Pilobolus dance troupe: good ideas are like a mouse in your house
November 17, 2018 2:40 PM   Subscribe

"It's named for a sun-loving fungus that lives in cow dung, but the dance form of Pilobolus, which has been gaining momentum for more than 30 years, is a lot more exciting, but we'll let you judge for yourself" (an interview and performance segment from 9 years ago, related to Pilobolus' 2007 Oscar performance). How Pilobolus brings shadows to life (Wired Masterminds video). Pilobolus is more than shadow-dancing, but that creativity and whimsy is always present. From early on, the company "made a specialty of playful topsy-turvy entanglements that defied anatomical logic" and which sometimes "gave rise to bizarre imagery" (blurb from an almost hour long Pilobolus Dance Theater performance/ lecture, recorded in 1998 at C. D. Hylton High School in Woodbridge, VA).

About Pilobolus:
Pilobolus crystallinus is a phototropic (light loving) fungus. Commonly known as “Hat Thrower,” its spores accelerate 0–45 mph in the first millimeter of their flight and adhere to wherever they land. The father of Jonathan Wolken was studying pilobolus in his biology lab when the group first formed. The name was apt, and stuck.
Pilobolus previously: Bonus video: Pilobolus performs on Penn & Teller: Fool Us in a piece of movement and magic, inspired by Harry Houdini, called "Escape"
posted by filthy light thief (9 comments total) 14 users marked this as a favorite
Pilobolus is fantastic!! Thanks a lot for the post.
posted by strelitzia at 3:10 PM on November 17, 2018

they are so fun.
posted by danjo at 3:10 PM on November 17, 2018

I dunno, I happen to find fungi pretty exciting and Pilobolus is really quite pretty up close. I'd say it's a near thing, which Pilobolus is more interesting than the other.
posted by Anticipation Of A New Lover's Arrival, The at 3:39 PM on November 17, 2018 [3 favorites]

I find Pilobolus somehow fits into my mind in the same category as Pina Bausch's dance troupe, even though what they do and explore aren't really related to each other much at at all except in how the human body can be explored in interesting ways that surprise an audience into a new mindset.

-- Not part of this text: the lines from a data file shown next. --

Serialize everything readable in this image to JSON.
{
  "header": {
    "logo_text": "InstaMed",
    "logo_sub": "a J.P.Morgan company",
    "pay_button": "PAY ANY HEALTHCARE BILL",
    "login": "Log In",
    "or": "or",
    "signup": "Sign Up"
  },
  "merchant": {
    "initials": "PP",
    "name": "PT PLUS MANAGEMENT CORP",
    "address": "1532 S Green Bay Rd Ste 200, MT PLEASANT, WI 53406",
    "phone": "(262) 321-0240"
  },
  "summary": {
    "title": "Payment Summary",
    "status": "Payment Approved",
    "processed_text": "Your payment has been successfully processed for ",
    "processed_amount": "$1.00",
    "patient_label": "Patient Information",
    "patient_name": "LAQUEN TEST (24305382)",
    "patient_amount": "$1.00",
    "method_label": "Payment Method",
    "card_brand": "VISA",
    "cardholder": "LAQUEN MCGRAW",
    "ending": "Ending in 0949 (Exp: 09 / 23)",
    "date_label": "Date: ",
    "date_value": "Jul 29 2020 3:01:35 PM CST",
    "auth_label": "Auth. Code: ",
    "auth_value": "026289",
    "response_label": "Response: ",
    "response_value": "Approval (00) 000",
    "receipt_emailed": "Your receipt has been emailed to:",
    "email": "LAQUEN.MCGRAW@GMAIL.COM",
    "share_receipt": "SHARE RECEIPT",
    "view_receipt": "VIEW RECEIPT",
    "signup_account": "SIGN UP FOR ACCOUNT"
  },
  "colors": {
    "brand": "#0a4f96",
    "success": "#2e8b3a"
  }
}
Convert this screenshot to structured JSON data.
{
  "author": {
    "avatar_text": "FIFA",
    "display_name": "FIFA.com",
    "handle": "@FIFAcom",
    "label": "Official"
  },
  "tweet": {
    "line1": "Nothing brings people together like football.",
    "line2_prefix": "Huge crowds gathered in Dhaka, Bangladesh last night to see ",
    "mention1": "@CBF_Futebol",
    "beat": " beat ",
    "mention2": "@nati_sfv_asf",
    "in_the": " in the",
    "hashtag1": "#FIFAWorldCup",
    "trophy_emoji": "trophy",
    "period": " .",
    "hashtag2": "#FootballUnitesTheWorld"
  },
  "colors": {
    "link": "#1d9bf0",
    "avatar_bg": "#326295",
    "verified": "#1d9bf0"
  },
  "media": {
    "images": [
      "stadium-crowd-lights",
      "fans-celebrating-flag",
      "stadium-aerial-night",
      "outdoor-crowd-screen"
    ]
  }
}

This is true of much dance, actually, but these two troupes, in very different ways, feel surprising in surprising ways. And isn't that an interesting way to be surprised?
posted by hippybear at 4:05 PM on November 17, 2018 [2 favorites]

The original work from the 70s is what sticks with me. I saw a performance on tv then as a teen that I still remember vividly-- might have been Untitled or a precursor to it. Later in my late 20's I saw Pilobolus live, but those pieces didn't work for me, and I lost interest. I find the shadow stuff merely cute, but symbiosis was very cool.
posted by dougfelt at 12:25 AM on November 18, 2018 [1 favorite]

That was... Pretty amazing. All of it.
posted by Samizdata at 5:55 AM on November 18, 2018

A few years back I saw an astonishing Pilobolus production of James and the Giant Peach. Afterward there were excited kids in the parking lot trying to duplicate some of what they’d seen which was almost as much fun as the play.
posted by kinnakeet at 7:39 AM on November 18, 2018 [2 favorites]

I got to see them at the American Dance Festival in Durham back in 2010. They really are something!
posted by hydropsyche at 4:44 PM on November 18, 2018

I love Pilobolus and have been to see them twice. They also do a bunch of dances that incorporate adult themes / nudity , so if you have an opportunity to go and want to take younger kids... you might want to double check the program to make sure you're picking one of the more family-friendly dance sets.